Short coding exercise
Goal 1
This task is inspired by the pre-processing of the next generation sequencing data.
Implement the interface
public interface StringOverlapFinder {
String cleanX(String x, String y);
}
The cleanX function should locate the overlap of the end of x with the
beginning of y.
The function should return the non-overlapping start of x If x does not
match the first length(x) characters of y, then return x. The minimum
overlap should be 5 or more characters.
Goal 2
The function should be wrapped up to accept a file, from the command line, that has two columns.
The resulting program should accept the file, feeding the function with each element from the column and print the result to either an out file or a standard output.
Example Command:
java FindEnds inputFile.txt outputFile.txt
Goal 3
Code under the assumption that
- The input file does not fit into memory
- The length of the individual strings to compare can be up to 100000 characters (fits into memory).
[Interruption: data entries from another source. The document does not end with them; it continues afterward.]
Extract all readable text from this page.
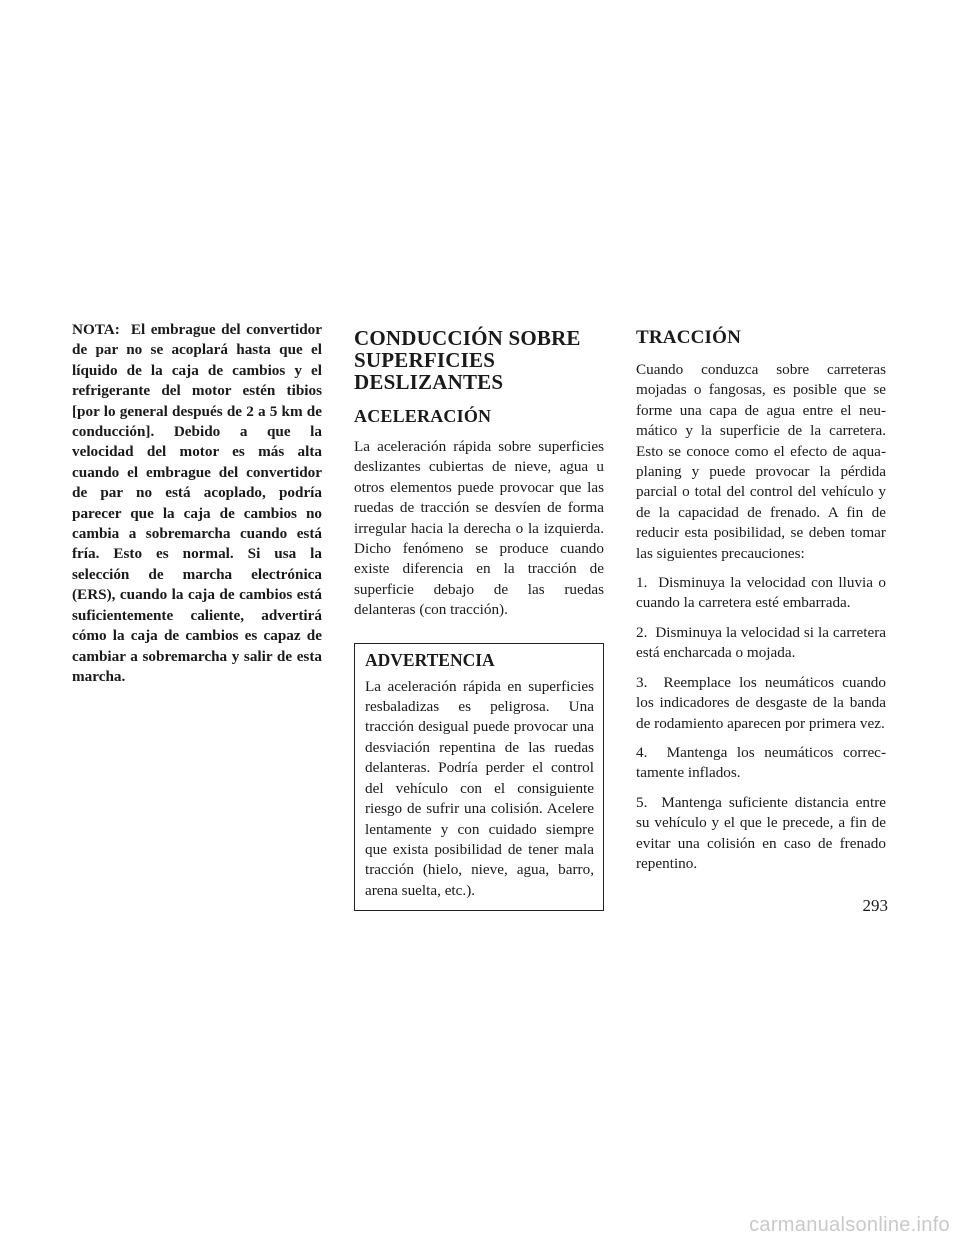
NOTA:  El embrague del convertidor de par no se acoplará hasta que el líquido de la caja de cambios y el refrigerante del motor estén tibios [por lo general después de 2 a 5 km de conducción]. Debido a que la velocidad del motor es más alta cuando el embrague del convertidor de par no está acoplado, podría parecer que la caja de cambios no cambia a sobremarcha cuando está fría. Esto es normal. Si usa la selección de marcha electrónica (ERS), cuando la caja de cambios está suficientemente caliente, advertirá cómo la caja de cambios es capaz de cambiar a sobremarcha y salir de esta marcha.

CONDUCCIÓN SOBRE SUPERFICIES DESLIZANTES
ACELERACIÓN

La aceleración rápida sobre superficies deslizantes cubiertas de nieve, agua u otros elementos puede provocar que las ruedas de tracción se desvíen de forma irregular hacia la derecha o la izquierda. Dicho fenómeno se produce cuando existe diferencia en la tracción de superficie debajo de las ruedas delanteras (con tracción).

ADVERTENCIA

La aceleración rápida en superficies resbaladizas es peligrosa. Una tracción desigual puede provocar una desviación repentina de las ruedas delanteras. Podría perder el control del vehículo con el consiguiente riesgo de sufrir una colisión. Acelere lentamente y con cuidado siempre que exista posibilidad de tener mala tracción (hielo, nieve, agua, barro, arena suelta, etc.).

TRACCIÓN

Cuando conduzca sobre carreteras mojadas o fangosas, es posible que se forme una capa de agua entre el neumático y la superficie de la carretera. Esto se conoce como el efecto de aquaplaning y puede provocar la pérdida parcial o total del control del vehículo y de la capacidad de frenado. A fin de reducir esta posibilidad, se deben tomar las siguientes precauciones:

1.  Disminuya la velocidad con lluvia o cuando la carretera esté embarrada.

2.  Disminuya la velocidad si la carretera está encharcada o mojada.

3.  Reemplace los neumáticos cuando los indicadores de desgaste de la banda de rodamiento aparecen por primera vez.

4.  Mantenga los neumáticos correctamente inflados.

5.  Mantenga suficiente distancia entre su vehículo y el que le precede, a fin de evitar una colisión en caso de frenado repentino.

293
carmanualsonline.info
Example of Function Input and Result
x = “abcdefghijklm”
y = “hijklmnopqrst”
return: “abcdefg”
Example Input File
Column_1 (x) Column_2 (y)
abcdefghijklm hijklmnopqrstuvw
aioludhfgakjn akjnopqrstuvwxuh
...... .......
...... .......
There will be no header in the file and the columns are separated with a tab character (\t).
Example Output
If you coding for Goal 2 or 3 to help with assessment please make sure your program can write the “clean” output. For example for the input
abcdefghijklm hijklmnopqrstuvw
aioludhfgakjn akjnopqrstuvwxuh
your program should produce the following output
abcdefg
aioludhfgakjn
Target
The target is optimal code that solves the problem correctly, therefore there are several goals (in no particular order):
- Code quality (maintability, reusability, OO design, etc)
- CPU & RAM efficiency
- Execution speed
Using multiple threads to speed up the comparison is a plus.
Submission
Please prepare a JAR file containing the following:
- The executable JAR containing the program. This must be called runme.jar.
- A directory called src, containing all the source code and related parts of your project.
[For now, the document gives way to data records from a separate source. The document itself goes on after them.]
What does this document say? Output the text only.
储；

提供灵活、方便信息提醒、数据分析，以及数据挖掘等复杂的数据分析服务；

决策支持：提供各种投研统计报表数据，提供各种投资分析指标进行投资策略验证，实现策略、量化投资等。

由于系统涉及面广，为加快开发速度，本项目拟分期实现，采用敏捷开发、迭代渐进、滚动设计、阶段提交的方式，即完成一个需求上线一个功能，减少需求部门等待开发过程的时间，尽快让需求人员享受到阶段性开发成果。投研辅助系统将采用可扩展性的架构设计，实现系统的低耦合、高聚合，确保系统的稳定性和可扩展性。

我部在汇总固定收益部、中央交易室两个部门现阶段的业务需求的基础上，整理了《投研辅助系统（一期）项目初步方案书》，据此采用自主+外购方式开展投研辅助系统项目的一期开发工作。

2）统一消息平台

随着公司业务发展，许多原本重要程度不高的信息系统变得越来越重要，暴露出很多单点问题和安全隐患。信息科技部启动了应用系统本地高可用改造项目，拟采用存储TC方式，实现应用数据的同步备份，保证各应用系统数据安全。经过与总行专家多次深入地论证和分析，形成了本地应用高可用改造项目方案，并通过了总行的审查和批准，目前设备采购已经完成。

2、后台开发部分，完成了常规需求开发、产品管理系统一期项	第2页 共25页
- A directory called docs, containing a pure ASCII text file called choices.txt describing the significant design choices you made, uncertainties you had regarding the project, and the decisions you made when resolving them.
- A directory called docs/javadoc containing javadoc for your classes.
Submit the Jar file to gsocexercise at gmail dot com by the 10 of April inclusive.
Either code for one, two or all of the goals.